A second comedy, The Mad Day, or The Marriage of Figaro, was even more daring in its portrayal of a count outwitted by his servants. Completed in 1778 and accepted for production in 1781, production was held up after a private reading revealed to Louis XVI the danger the play posed to the social order. After Beaumarchais changed the setting to Spain, it was staged in 1784 to enormous acclaim and remains in the active repertoire of the Comédie-Française. But Figaro’s famous monologue questioning the aristocracy’s birthright posed a direct challenge to the courtly audiences who cheered the play. The play may not have caused the French Revolution, but it certainly was prescient.
The third leg of the Figaro trilogy, The Other Tartuffe, or The Guilty Mother, was written in 1792, but not made into an opera until the 1960s, as La mère coupable by Darius Milhaud to a libretto by his wife, Madeleine. It is a more conventional sentimental drama. Sixty years of hard living, reversals of fortune, and romantic escapades find Beaumarchais in a more mellow and contemplative mode.
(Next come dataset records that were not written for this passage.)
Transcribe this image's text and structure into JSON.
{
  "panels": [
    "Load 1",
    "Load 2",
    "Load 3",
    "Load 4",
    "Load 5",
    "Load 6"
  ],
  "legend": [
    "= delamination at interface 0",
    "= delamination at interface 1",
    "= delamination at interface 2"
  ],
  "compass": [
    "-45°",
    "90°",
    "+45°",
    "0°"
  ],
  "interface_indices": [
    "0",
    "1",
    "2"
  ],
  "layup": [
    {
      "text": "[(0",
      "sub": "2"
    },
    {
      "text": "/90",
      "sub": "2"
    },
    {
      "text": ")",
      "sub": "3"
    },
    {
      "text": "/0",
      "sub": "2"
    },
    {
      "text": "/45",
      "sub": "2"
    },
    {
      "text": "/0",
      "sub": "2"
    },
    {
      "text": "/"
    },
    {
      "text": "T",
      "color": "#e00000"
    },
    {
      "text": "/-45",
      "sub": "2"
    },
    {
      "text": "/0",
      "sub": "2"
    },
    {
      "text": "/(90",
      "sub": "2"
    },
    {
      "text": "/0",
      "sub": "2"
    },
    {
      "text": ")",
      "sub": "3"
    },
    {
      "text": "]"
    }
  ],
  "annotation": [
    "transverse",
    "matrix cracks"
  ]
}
The Other Tartuffe settles some scores — the title refers to Moliere’s enduringly popular history of a hypocrite, currently playing in Paris.
The machinations of a conniving villain Bégearss, transparently a stand-in for one of Beaumarchais’s real-life adversaries, Nicolas Bergasse, threaten the happiness of the Almaviva family, but he is discredited through machinations of Figaro and Suzanne. Instead of having to marry Bégearss, Almaviva’s love child, Florine, is free to marry Rosine and Cherubin’s son, Léon. In one stroke calumny is discredited, youthful indiscretions forgiven, and young love fulfilled. It’s all a bit saccharine but reflects the more emotionally demonstrative aesthetic of the time. The Guilty Mother was given at the Théatre du Marais and probably owed what success it enjoyed to being a sequel to Beaumarchais’ two earlier hit comedies.
His Luck Falters
Given his esteemed position at court, Beaumarchais was lucky to have survived 1789, but his luck seems to have broken. He was imprisoned in 1792 and escaped only a week before the storming of the Bastille. After another failed venture supplying arms and corn to the Dutch, Beaumarchais was unjustly framed for treason and landed again in prison. His mistress got him out of jail, and he spent two lonely years exiled in Hamburg. In 1796, Beaumarchais was able to return to France, where he remarried Marie-Thérèse (who legally had been required to divorce her spouse upon his exile) and spent his final years quietly with wife and daughter. He died in his sleep in 1799, aged 66, after an evening of playing checkers, a late life passion, with a friend. He is buried at Père Lachaise cemetery in Paris, and a statue of him was erected in the Marais, near his last home.
Every French high school student learns who Beaumarchais is: a sanitized four-paragraph biography appears in the study guide for the high school exit exams. But his Barber is an avatar for the modern Frenchman: charming, clever, versatile, quick witted, cynical but good-humored, resourceful, and resilient. Ten years after the premiere of Rossini’s smash hit, Il barbiere di Siviglia, the satirical newspaper Le Figaro was founded in 1826, borrowing the name and the image of Beaumarchais’s Spanish barber. Le Figaro endures as France’s oldest newspaper (though now conservative), and anyone with its smart phone app hears that three-note chime “Fi-ga-ro” — “fils Ca-ron” — with every breaking news alert. It’s an apt reminder of the author, spy, businessman, and lover who helped launch modern France.